On September 5, 2017, Attorney General Jeff Sessions announced that the Deferred Action for Childhood Arrivals (DACA) program was being terminated. The same day, USCIS was ordered to reject all initial and renewal DACA applications and associated work authorization requests. In the days following issuance of the announcement, lawsuits were filed across the country challenging termination of the program. Since then, two U.S. district courts have enjoined the termination of DACA for individuals who have previously held DACA status at any time. These courts have ordered USCIS to continue accepting DACA renewal applications from these individuals. However, for those who have never held DACA status, the courts have not yet required USCIS to continue to accept initial DACA applications, but this issue is still being litigated.

Therefore, if you have ever held DACA status before, you should submit your renewal application between 150 to 120 days before your DACA expiration date, so long as you meet the following criteria:

  • You must not have departed the U.S. on or after August 15, 2012, without first having been granted advance parole.
  • You must have resided continuously in the U.S. from the time you submitted the initial request for DACA up until the present time.
  • You must not have been convicted of a felony, a significant misdemeanor, or three or more misdemeanors, and must not otherwise pose a threat to national security or public safety.

 

If your DACA status has already expired, you can still submit a renewal application but you must fill out your DACA application as if you were applying for the first time and you must submit evidence that you meet each DACA eligibility requirement.

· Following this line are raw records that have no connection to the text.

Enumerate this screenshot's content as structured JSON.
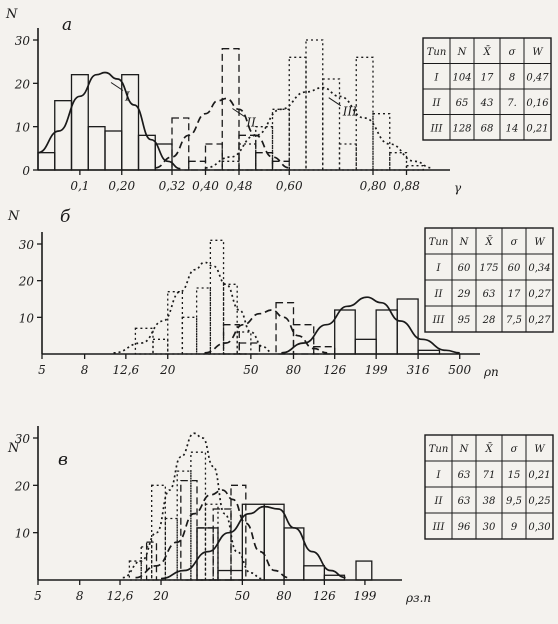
{
  "chart_data": [
    {
      "type": "bar",
      "panel_label": "а",
      "ylabel": "N",
      "xlabel": "γ",
      "yticks": [
        "0",
        "10",
        "20",
        "30"
      ],
      "ylim": [
        0,
        30
      ],
      "xlim": [
        0.0,
        0.96
      ],
      "xticks": [
        {
          "label": "0,1",
          "v": 0.1
        },
        {
          "label": "0,20",
          "v": 0.2
        },
        {
          "label": "0,32",
          "v": 0.32
        },
        {
          "label": "0,40",
          "v": 0.4
        },
        {
          "label": "0,48",
          "v": 0.48
        },
        {
          "label": "0,60",
          "v": 0.6
        },
        {
          "label": "0,80",
          "v": 0.8
        },
        {
          "label": "0,88",
          "v": 0.88
        }
      ],
      "series": [
        {
          "name": "I",
          "style": "solid",
          "bars": [
            {
              "x0": 0.0,
              "x1": 0.04,
              "v": 4
            },
            {
              "x0": 0.04,
              "x1": 0.08,
              "v": 16
            },
            {
              "x0": 0.08,
              "x1": 0.12,
              "v": 22
            },
            {
              "x0": 0.12,
              "x1": 0.16,
              "v": 10
            },
            {
              "x0": 0.16,
              "x1": 0.2,
              "v": 9
            },
            {
              "x0": 0.2,
              "x1": 0.24,
              "v": 22
            },
            {
              "x0": 0.24,
              "x1": 0.28,
              "v": 8
            },
            {
              "x0": 0.28,
              "x1": 0.32,
              "v": 6
            }
          ],
          "curve": [
            [
              0.0,
              4
            ],
            [
              0.05,
              9
            ],
            [
              0.1,
              17
            ],
            [
              0.14,
              22
            ],
            [
              0.16,
              22.5
            ],
            [
              0.19,
              21
            ],
            [
              0.23,
              15
            ],
            [
              0.27,
              7
            ],
            [
              0.31,
              2
            ],
            [
              0.34,
              0.3
            ]
          ]
        },
        {
          "name": "II",
          "style": "dashed",
          "bars": [
            {
              "x0": 0.32,
              "x1": 0.36,
              "v": 12
            },
            {
              "x0": 0.36,
              "x1": 0.4,
              "v": 2
            },
            {
              "x0": 0.4,
              "x1": 0.44,
              "v": 6
            },
            {
              "x0": 0.44,
              "x1": 0.48,
              "v": 28
            },
            {
              "x0": 0.48,
              "x1": 0.52,
              "v": 8
            },
            {
              "x0": 0.52,
              "x1": 0.56,
              "v": 4
            },
            {
              "x0": 0.56,
              "x1": 0.6,
              "v": 2
            }
          ],
          "curve": [
            [
              0.28,
              0.5
            ],
            [
              0.32,
              3
            ],
            [
              0.36,
              8
            ],
            [
              0.4,
              13
            ],
            [
              0.43,
              16
            ],
            [
              0.45,
              16.5
            ],
            [
              0.48,
              14
            ],
            [
              0.52,
              8
            ],
            [
              0.56,
              3
            ],
            [
              0.6,
              0.5
            ]
          ]
        },
        {
          "name": "III",
          "style": "dotted",
          "bars": [
            {
              "x0": 0.44,
              "x1": 0.48,
              "v": 2
            },
            {
              "x0": 0.48,
              "x1": 0.52,
              "v": 6
            },
            {
              "x0": 0.52,
              "x1": 0.56,
              "v": 10
            },
            {
              "x0": 0.56,
              "x1": 0.6,
              "v": 14
            },
            {
              "x0": 0.6,
              "x1": 0.64,
              "v": 26
            },
            {
              "x0": 0.64,
              "x1": 0.68,
              "v": 30
            },
            {
              "x0": 0.68,
              "x1": 0.72,
              "v": 21
            },
            {
              "x0": 0.72,
              "x1": 0.76,
              "v": 6
            },
            {
              "x0": 0.76,
              "x1": 0.8,
              "v": 26
            },
            {
              "x0": 0.8,
              "x1": 0.84,
              "v": 13
            },
            {
              "x0": 0.84,
              "x1": 0.88,
              "v": 4
            },
            {
              "x0": 0.88,
              "x1": 0.92,
              "v": 1
            }
          ],
          "curve": [
            [
              0.4,
              0.5
            ],
            [
              0.46,
              3
            ],
            [
              0.52,
              8
            ],
            [
              0.58,
              14
            ],
            [
              0.64,
              18
            ],
            [
              0.68,
              19
            ],
            [
              0.72,
              17
            ],
            [
              0.78,
              12
            ],
            [
              0.84,
              6
            ],
            [
              0.9,
              2
            ],
            [
              0.94,
              0.5
            ]
          ]
        }
      ],
      "table": {
        "headers": [
          "Тип",
          "N",
          "X̄",
          "σ",
          "W"
        ],
        "rows": [
          [
            "I",
            "104",
            "17",
            "8",
            "0,47"
          ],
          [
            "II",
            "65",
            "43",
            "7.",
            "0,16"
          ],
          [
            "III",
            "128",
            "68",
            "14",
            "0,21"
          ]
        ]
      }
    },
    {
      "type": "bar",
      "panel_label": "б",
      "ylabel": "N",
      "xlabel": "ρп",
      "yticks": [
        "10",
        "20",
        "30"
      ],
      "ylim": [
        0,
        30
      ],
      "xscale": "log",
      "xlim": [
        5,
        560
      ],
      "xticks": [
        {
          "label": "5",
          "v": 5
        },
        {
          "label": "8",
          "v": 8
        },
        {
          "label": "12,6",
          "v": 12.6
        },
        {
          "label": "20",
          "v": 20
        },
        {
          "label": "50",
          "v": 50
        },
        {
          "label": "80",
          "v": 80
        },
        {
          "label": "126",
          "v": 126
        },
        {
          "label": "199",
          "v": 199
        },
        {
          "label": "316",
          "v": 316
        },
        {
          "label": "500",
          "v": 500
        }
      ],
      "series": [
        {
          "name": "I",
          "style": "dotted",
          "bars": [
            {
              "x0": 14,
              "x1": 17,
              "v": 7
            },
            {
              "x0": 17,
              "x1": 20,
              "v": 4
            },
            {
              "x0": 20,
              "x1": 23.5,
              "v": 17
            },
            {
              "x0": 23.5,
              "x1": 27.5,
              "v": 10
            },
            {
              "x0": 27.5,
              "x1": 32,
              "v": 18
            },
            {
              "x0": 32,
              "x1": 37,
              "v": 31
            },
            {
              "x0": 37,
              "x1": 43,
              "v": 19
            },
            {
              "x0": 43,
              "x1": 50,
              "v": 6
            }
          ],
          "curve": [
            [
              11,
              0.3
            ],
            [
              15,
              3
            ],
            [
              19,
              9
            ],
            [
              23,
              17
            ],
            [
              27,
              23
            ],
            [
              30,
              25
            ],
            [
              33,
              24
            ],
            [
              38,
              19
            ],
            [
              44,
              12
            ],
            [
              50,
              6
            ],
            [
              57,
              2
            ],
            [
              63,
              0.5
            ]
          ]
        },
        {
          "name": "II",
          "style": "dashed",
          "bars": [
            {
              "x0": 37,
              "x1": 44,
              "v": 8
            },
            {
              "x0": 44,
              "x1": 55,
              "v": 3
            },
            {
              "x0": 66,
              "x1": 80,
              "v": 14
            },
            {
              "x0": 80,
              "x1": 100,
              "v": 8
            },
            {
              "x0": 100,
              "x1": 126,
              "v": 2
            }
          ],
          "curve": [
            [
              30,
              0.3
            ],
            [
              38,
              3
            ],
            [
              46,
              8
            ],
            [
              55,
              11
            ],
            [
              63,
              12
            ],
            [
              72,
              10
            ],
            [
              84,
              5
            ],
            [
              100,
              1.5
            ],
            [
              116,
              0.3
            ]
          ]
        },
        {
          "name": "III",
          "style": "solid",
          "bars": [
            {
              "x0": 126,
              "x1": 158,
              "v": 12
            },
            {
              "x0": 158,
              "x1": 199,
              "v": 4
            },
            {
              "x0": 199,
              "x1": 251,
              "v": 12
            },
            {
              "x0": 251,
              "x1": 316,
              "v": 15
            },
            {
              "x0": 316,
              "x1": 400,
              "v": 1
            }
          ],
          "curve": [
            [
              70,
              0.3
            ],
            [
              90,
              3
            ],
            [
              115,
              8
            ],
            [
              145,
              13
            ],
            [
              180,
              15.5
            ],
            [
              210,
              14
            ],
            [
              260,
              9
            ],
            [
              330,
              4
            ],
            [
              430,
              1
            ],
            [
              500,
              0.3
            ]
          ]
        }
      ],
      "table": {
        "headers": [
          "Тип",
          "N",
          "X̄",
          "σ",
          "W"
        ],
        "rows": [
          [
            "I",
            "60",
            "175",
            "60",
            "0,34"
          ],
          [
            "II",
            "29",
            "63",
            "17",
            "0,27"
          ],
          [
            "III",
            "95",
            "28",
            "7,5",
            "0,27"
          ]
        ]
      }
    },
    {
      "type": "bar",
      "panel_label": "в",
      "ylabel": "N",
      "xlabel": "ρз.п",
      "yticks": [
        "10",
        "20",
        "30"
      ],
      "ylim": [
        0,
        30
      ],
      "xscale": "log",
      "xlim": [
        5,
        270
      ],
      "xticks": [
        {
          "label": "5",
          "v": 5
        },
        {
          "label": "8",
          "v": 8
        },
        {
          "label": "12,6",
          "v": 12.6
        },
        {
          "label": "20",
          "v": 20
        },
        {
          "label": "50",
          "v": 50
        },
        {
          "label": "80",
          "v": 80
        },
        {
          "label": "126",
          "v": 126
        },
        {
          "label": "199",
          "v": 199
        }
      ],
      "series": [
        {
          "name": "I",
          "style": "dotted",
          "bars": [
            {
              "x0": 14,
              "x1": 16,
              "v": 4
            },
            {
              "x0": 16,
              "x1": 18,
              "v": 7
            },
            {
              "x0": 18,
              "x1": 21,
              "v": 20
            },
            {
              "x0": 21,
              "x1": 24,
              "v": 13
            },
            {
              "x0": 24,
              "x1": 28,
              "v": 23
            },
            {
              "x0": 28,
              "x1": 33,
              "v": 27
            },
            {
              "x0": 33,
              "x1": 38,
              "v": 16
            }
          ],
          "curve": [
            [
              13,
              0.5
            ],
            [
              16,
              4
            ],
            [
              19,
              10
            ],
            [
              22,
              19
            ],
            [
              25,
              26
            ],
            [
              29,
              31
            ],
            [
              32,
              30
            ],
            [
              36,
              24
            ],
            [
              41,
              14
            ],
            [
              47,
              6
            ],
            [
              55,
              1.5
            ],
            [
              62,
              0.3
            ]
          ]
        },
        {
          "name": "II",
          "style": "dashed",
          "bars": [
            {
              "x0": 17,
              "x1": 19,
              "v": 8
            },
            {
              "x0": 25,
              "x1": 30,
              "v": 21
            },
            {
              "x0": 30,
              "x1": 36,
              "v": 11
            },
            {
              "x0": 36,
              "x1": 44,
              "v": 15
            },
            {
              "x0": 44,
              "x1": 52,
              "v": 20
            }
          ],
          "curve": [
            [
              15,
              0.5
            ],
            [
              19,
              3
            ],
            [
              24,
              8
            ],
            [
              29,
              14
            ],
            [
              35,
              18
            ],
            [
              40,
              19
            ],
            [
              45,
              17
            ],
            [
              52,
              12
            ],
            [
              61,
              6
            ],
            [
              72,
              2
            ],
            [
              84,
              0.5
            ]
          ]
        },
        {
          "name": "III",
          "style": "solid",
          "bars": [
            {
              "x0": 30,
              "x1": 38,
              "v": 11
            },
            {
              "x0": 38,
              "x1": 50,
              "v": 2
            },
            {
              "x0": 50,
              "x1": 64,
              "v": 16
            },
            {
              "x0": 64,
              "x1": 80,
              "v": 16
            },
            {
              "x0": 80,
              "x1": 100,
              "v": 11
            },
            {
              "x0": 100,
              "x1": 126,
              "v": 3
            },
            {
              "x0": 126,
              "x1": 158,
              "v": 1
            },
            {
              "x0": 180,
              "x1": 215,
              "v": 4
            }
          ],
          "curve": [
            [
              20,
              0.3
            ],
            [
              26,
              2
            ],
            [
              34,
              6
            ],
            [
              43,
              10
            ],
            [
              54,
              14
            ],
            [
              64,
              15.5
            ],
            [
              75,
              15
            ],
            [
              90,
              11
            ],
            [
              110,
              6
            ],
            [
              135,
              2
            ],
            [
              160,
              0.5
            ]
          ]
        }
      ],
      "table": {
        "headers": [
          "Тип",
          "N",
          "X̄",
          "σ",
          "W"
        ],
        "rows": [
          [
            "I",
            "63",
            "71",
            "15",
            "0,21"
          ],
          [
            "II",
            "63",
            "38",
            "9,5",
            "0,25"
          ],
          [
            "III",
            "96",
            "30",
            "9",
            "0,30"
          ]
        ]
      }
    }
  ]
}
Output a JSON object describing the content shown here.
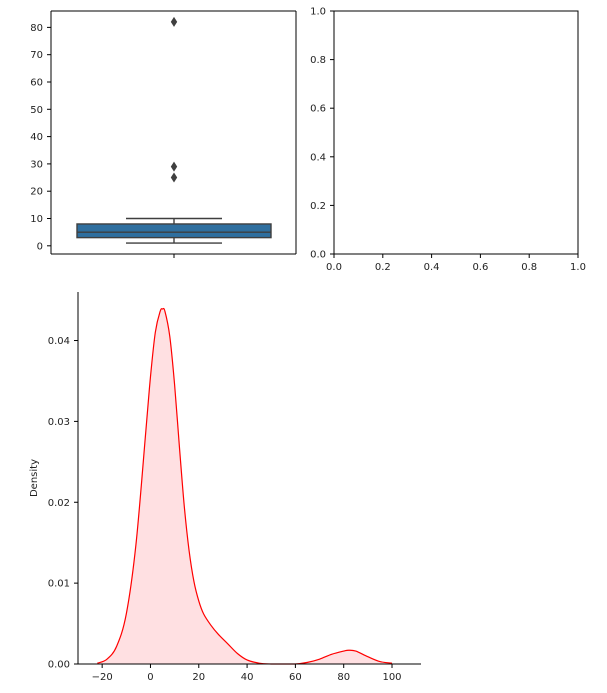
{
  "chart_data": [
    {
      "type": "box",
      "ylim": [
        -3,
        86
      ],
      "yticks": [
        0,
        10,
        20,
        30,
        40,
        50,
        60,
        70,
        80
      ],
      "ytick_labels": [
        "0",
        "10",
        "20",
        "30",
        "40",
        "50",
        "60",
        "70",
        "80"
      ],
      "box": {
        "whisker_low": 1,
        "q1": 3,
        "median": 5,
        "q3": 8,
        "whisker_high": 10
      },
      "outliers": [
        25,
        29,
        82
      ],
      "box_color": "#2f6f9f",
      "edge_color": "#3f3f3f",
      "xlabel": "",
      "ylabel": ""
    },
    {
      "type": "empty",
      "xlim": [
        0,
        1
      ],
      "ylim": [
        0,
        1
      ],
      "xticks": [
        0.0,
        0.2,
        0.4,
        0.6,
        0.8,
        1.0
      ],
      "xtick_labels": [
        "0.0",
        "0.2",
        "0.4",
        "0.6",
        "0.8",
        "1.0"
      ],
      "yticks": [
        0.0,
        0.2,
        0.4,
        0.6,
        0.8,
        1.0
      ],
      "ytick_labels": [
        "0.0",
        "0.2",
        "0.4",
        "0.6",
        "0.8",
        "1.0"
      ]
    },
    {
      "type": "area",
      "ylabel": "Density",
      "xlabel": "",
      "xlim": [
        -30,
        112
      ],
      "ylim": [
        0,
        0.046
      ],
      "xticks": [
        -20,
        0,
        20,
        40,
        60,
        80,
        100
      ],
      "xtick_labels": [
        "−20",
        "0",
        "20",
        "40",
        "60",
        "80",
        "100"
      ],
      "yticks": [
        0.0,
        0.01,
        0.02,
        0.03,
        0.04
      ],
      "ytick_labels": [
        "0.00",
        "0.01",
        "0.02",
        "0.03",
        "0.04"
      ],
      "line_color": "#ff0000",
      "fill_color": "#ffe0e2",
      "series": [
        {
          "x": [
            -22,
            -18,
            -14,
            -10,
            -6,
            -2,
            0,
            2,
            4,
            5,
            6,
            8,
            10,
            12,
            14,
            16,
            18,
            20,
            22,
            25,
            28,
            32,
            36,
            40,
            45,
            50,
            55,
            60,
            65,
            70,
            75,
            80,
            82,
            85,
            90,
            95,
            100
          ],
          "y": [
            0.0001,
            0.0006,
            0.0022,
            0.0062,
            0.0148,
            0.0285,
            0.0355,
            0.041,
            0.0436,
            0.0439,
            0.0436,
            0.0405,
            0.0345,
            0.0268,
            0.0195,
            0.014,
            0.0102,
            0.0078,
            0.0062,
            0.0048,
            0.0037,
            0.0025,
            0.0013,
            0.0005,
            0.0001,
            0.0,
            0.0,
            0.0,
            0.0002,
            0.0006,
            0.0012,
            0.0016,
            0.0017,
            0.0016,
            0.0009,
            0.0003,
            0.0001
          ]
        }
      ]
    }
  ]
}
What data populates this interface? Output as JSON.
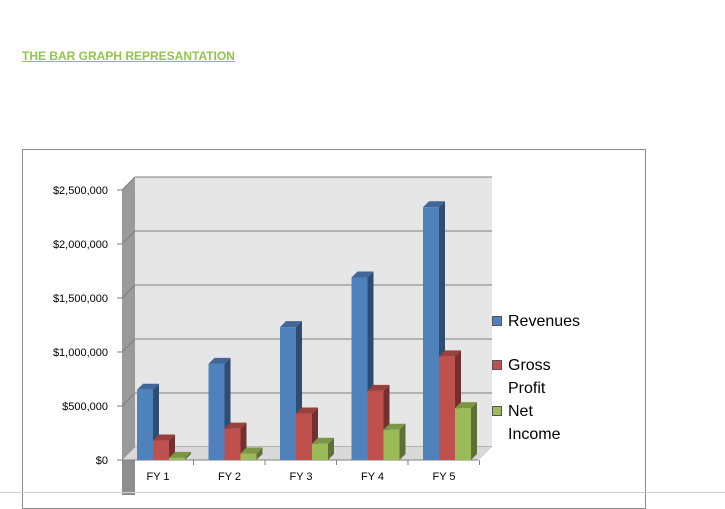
{
  "heading": "THE BAR GRAPH REPRESANTATION",
  "colors": {
    "heading": "#92c44f",
    "revenues": "#4f81bd",
    "gross_profit": "#c0504d",
    "net_income": "#9bbb59",
    "plot_back": "#e6e6e6",
    "plot_side": "#9a9a9a"
  },
  "chart_data": {
    "type": "bar",
    "categories": [
      "FY 1",
      "FY 2",
      "FY 3",
      "FY 4",
      "FY 5"
    ],
    "series": [
      {
        "name": "Revenues",
        "values": [
          650000,
          890000,
          1230000,
          1690000,
          2340000
        ]
      },
      {
        "name": "Gross Profit",
        "values": [
          180000,
          290000,
          430000,
          640000,
          960000
        ]
      },
      {
        "name": "Net Income",
        "values": [
          20000,
          60000,
          150000,
          280000,
          480000
        ]
      }
    ],
    "yticks": [
      "$0",
      "$500,000",
      "$1,000,000",
      "$1,500,000",
      "$2,000,000",
      "$2,500,000"
    ],
    "ylim": [
      0,
      2500000
    ],
    "grid": true,
    "legend_position": "right"
  }
}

For more on DACA eligibility requirements see: https://www.uscis.gov/archive/consideration-deferred-action-childhood-arrivals-daca

DACA is generally a deferred action program, commenced during the Obama administration, that grants relief from deportation and eligibility for work authorization to approximately one million young adults who entered the U.S. before their sixteenth birthday and who have resided here continuously. DACA does not apply to anyone who has been convicted of a felony, significant misdemeanor, or three or more other misdemeanors, or to anyone who would otherwise pose a threat to national security or public safety.